Thursday, November 12, 2009

Coffee Virgin, Tea Lover


I am, it must be said, addicted to tea. I am either making it, drinking it, or looking longingly into an empty cup and I probably  drink far too much of it throughout the day.

I have never been a successful coffee drinker, although I always wanted to be. I would watch enviously as my friends and roommates morphed from half-dead zombies to perky, chipper playmates after their morning coffee. Sucking back another cup of tea, I would wait impatiently for a kick of energy, but it never had the same effect. This was likely due to the fact that I brewed tea much like my mother which consisted of holding a tea bag in a cup of warm water for 2 seconds and then adding a cup of milk and no sugar. The warm milk would override any boost provided by the miniscule amount of caffeine and effectively send me back to sleep.

I was a coffee virgin until a trip to Guatemala when I was 19 and had my first coffee experience.

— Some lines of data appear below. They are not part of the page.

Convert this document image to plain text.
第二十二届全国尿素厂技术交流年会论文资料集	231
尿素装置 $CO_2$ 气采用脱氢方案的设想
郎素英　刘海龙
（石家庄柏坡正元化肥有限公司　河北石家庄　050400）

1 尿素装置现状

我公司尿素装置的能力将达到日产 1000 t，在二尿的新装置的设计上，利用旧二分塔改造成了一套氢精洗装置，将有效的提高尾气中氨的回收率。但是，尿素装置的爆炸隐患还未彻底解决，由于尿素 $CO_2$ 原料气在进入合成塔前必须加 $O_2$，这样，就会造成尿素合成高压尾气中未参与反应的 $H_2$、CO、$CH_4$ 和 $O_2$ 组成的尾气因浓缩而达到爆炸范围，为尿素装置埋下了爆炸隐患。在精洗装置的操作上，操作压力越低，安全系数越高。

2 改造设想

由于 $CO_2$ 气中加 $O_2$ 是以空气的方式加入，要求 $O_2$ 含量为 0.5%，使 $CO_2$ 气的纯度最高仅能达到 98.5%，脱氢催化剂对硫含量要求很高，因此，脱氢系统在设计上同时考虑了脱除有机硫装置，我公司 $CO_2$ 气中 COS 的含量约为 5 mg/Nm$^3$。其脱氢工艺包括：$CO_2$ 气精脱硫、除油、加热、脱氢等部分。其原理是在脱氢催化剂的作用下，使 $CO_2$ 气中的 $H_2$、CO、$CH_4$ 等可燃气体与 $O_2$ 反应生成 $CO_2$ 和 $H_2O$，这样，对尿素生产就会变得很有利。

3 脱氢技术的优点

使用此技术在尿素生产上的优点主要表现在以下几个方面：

I was staying with a lovely couple, Anna-Maria and Marco, in the suburbs of Guatemala City. They had a tiny house with a huge coffee plant in the front courtyard. On my first morning I stumbled bleary-eyed into the kitchen. Anna-Maria took one look at me and pressed a warm mug of something dark and divine-smelling into my hands. I took a sip, then another, thinking this smells like…like…coffee! I drank the whole thing and then another. I wanted more. It was the warm glow that spread through me, I think, that did it… I had many a delicious cup of Guatemalan coffee while I was there and I pretty much convinced myself that I had become a coffee drinker. “God I need a coffee'” I would say in the morning, pretending to be more tired than I actually was just so I could impress my friends with my new adult behaviour.

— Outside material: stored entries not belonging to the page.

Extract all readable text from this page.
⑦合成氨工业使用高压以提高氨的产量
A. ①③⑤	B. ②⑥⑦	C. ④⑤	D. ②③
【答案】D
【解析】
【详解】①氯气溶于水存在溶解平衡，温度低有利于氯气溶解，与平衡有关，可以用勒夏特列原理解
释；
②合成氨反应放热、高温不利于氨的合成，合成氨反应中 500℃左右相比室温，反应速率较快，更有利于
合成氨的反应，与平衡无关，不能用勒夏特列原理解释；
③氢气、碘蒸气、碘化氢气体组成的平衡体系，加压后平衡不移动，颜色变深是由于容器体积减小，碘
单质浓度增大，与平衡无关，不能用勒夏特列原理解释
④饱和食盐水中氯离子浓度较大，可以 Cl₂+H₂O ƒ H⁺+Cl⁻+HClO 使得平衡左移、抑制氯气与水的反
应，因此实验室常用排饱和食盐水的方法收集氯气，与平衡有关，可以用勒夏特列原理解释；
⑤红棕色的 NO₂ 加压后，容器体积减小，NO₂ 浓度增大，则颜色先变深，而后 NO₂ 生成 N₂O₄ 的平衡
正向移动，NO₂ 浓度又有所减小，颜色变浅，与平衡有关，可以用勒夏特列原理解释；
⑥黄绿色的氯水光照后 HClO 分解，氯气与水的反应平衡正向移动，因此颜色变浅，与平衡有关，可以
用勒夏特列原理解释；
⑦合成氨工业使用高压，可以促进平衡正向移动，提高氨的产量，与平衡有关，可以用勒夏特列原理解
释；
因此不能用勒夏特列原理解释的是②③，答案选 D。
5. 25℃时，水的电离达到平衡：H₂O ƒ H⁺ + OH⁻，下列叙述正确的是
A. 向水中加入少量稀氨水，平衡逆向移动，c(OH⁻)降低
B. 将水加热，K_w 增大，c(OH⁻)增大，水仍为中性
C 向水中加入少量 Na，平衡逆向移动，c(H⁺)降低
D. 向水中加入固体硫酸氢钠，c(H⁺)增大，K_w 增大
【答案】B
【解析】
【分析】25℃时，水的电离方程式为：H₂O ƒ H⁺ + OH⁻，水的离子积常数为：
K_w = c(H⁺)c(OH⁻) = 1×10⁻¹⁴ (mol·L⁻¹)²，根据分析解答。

I carried on like this until I returned to Canada. One day shortly after I got home, I found myself in the presence of a couple of hardened coffee drinkers. They were CUPE union officials and these guys could drink. Wielding paper cups of drip coffee, they deftly gesticulated this point and that argument without spilling a drop. We were in a coffee shop ‘celebrating’ my win at an arbitration session over a job when they ordered me a coffee. I sat there smugly waiting, recalling how the old Jane would have asked for tea, like a wimp, but this new Jane would have no issue with coffee. Now, in Guatemala, you can practically watch as they pick the beans under your nose, roast them, grind them and then brew it up for you. In Canada, they do not do this. I am not sure exactly what they do, but somewhere along the way, they have added the ‘remove coffee flavour’ step and also the ‘add ground up burnt shoes’ step, the ‘add greasy oil slick from side of highway after a rainstorm’ step, and the ‘add extra caffeine’ step. The cup of coffee I had that day was so vile, so far removed from the delicious cups of divine I had so enjoyed in Guatemala, I could hardly understand it.

I suffered through the cup, barely able to choke it down, said a hasty good-bye and went home. Over the next few hours, a storm brewed in my system. At first I just felt a little more hyper than usual. Then I started to get the shakes. Then I became anxious and started worrying about silly things like what had I done in grade 7 that so upset Lori Birdsall and why had I worn those stupid boots to school in grade 5 and had it been me who had left the chicken coop door open at my friend Jennifer’s house in grade 4 the night all her chickens got out. That sort of thing. Pretty soon I was outside and climbing up a rocky outcropping just outside our house. Kent found me there shaking and rocking back and forth declaring that my death was imminent. Shortly thereafter I threw-up. I don’t really remember much after that. The next day I felt like I had been hit by something really big, like a ferry.

Suffice to say, I could no longer enjoy a cup of coffee.  I do still feel a slight tug of envy when someone shows up at work with coffee for everyone. They hand them out with an air of intimacy usually found only between lovers “Billy, here’s your super-fat non-skinny tripple-dipple latte with a shot of curry powder and a side-sprig of asparagus. I also remembered you like a sprinkle of burnt shoe and I brought you some extra sugar with that”. Wink Wink. Bill will give Debbie a look of sheer love like she has just brought him kryptonite or something and say “Oh! Oh THANK YOU, Debbie. I’ll get yours tomorrow. What a DOLL you are.” When they get to me they shrug and apologetically say something like “I wasn’t sure what you….do you…ummm…do you even drink coffee?”.

Well, no, Debbie, I don’t. I gave it up after it mistreated me. I found a new lover. After the coffee fiasco, I went running back to tea. I learned how to brew it properly (good tea, boiling water, 5 minutes, cream, sugar, stir, ahhhhh) and now I can never go back. Within a few minutes of a nice cuppa, that  lovely warm glow works its way through my body and I’m feelin’ fine. Add someone I love opposite me at the table sharing the pot and it’s all good.

So all you coffee drinkers out there, I know it does it for you so stick with whatever works but if you ever get tired of burnt shoes, come see me; tea is one love I don’t mind sharing.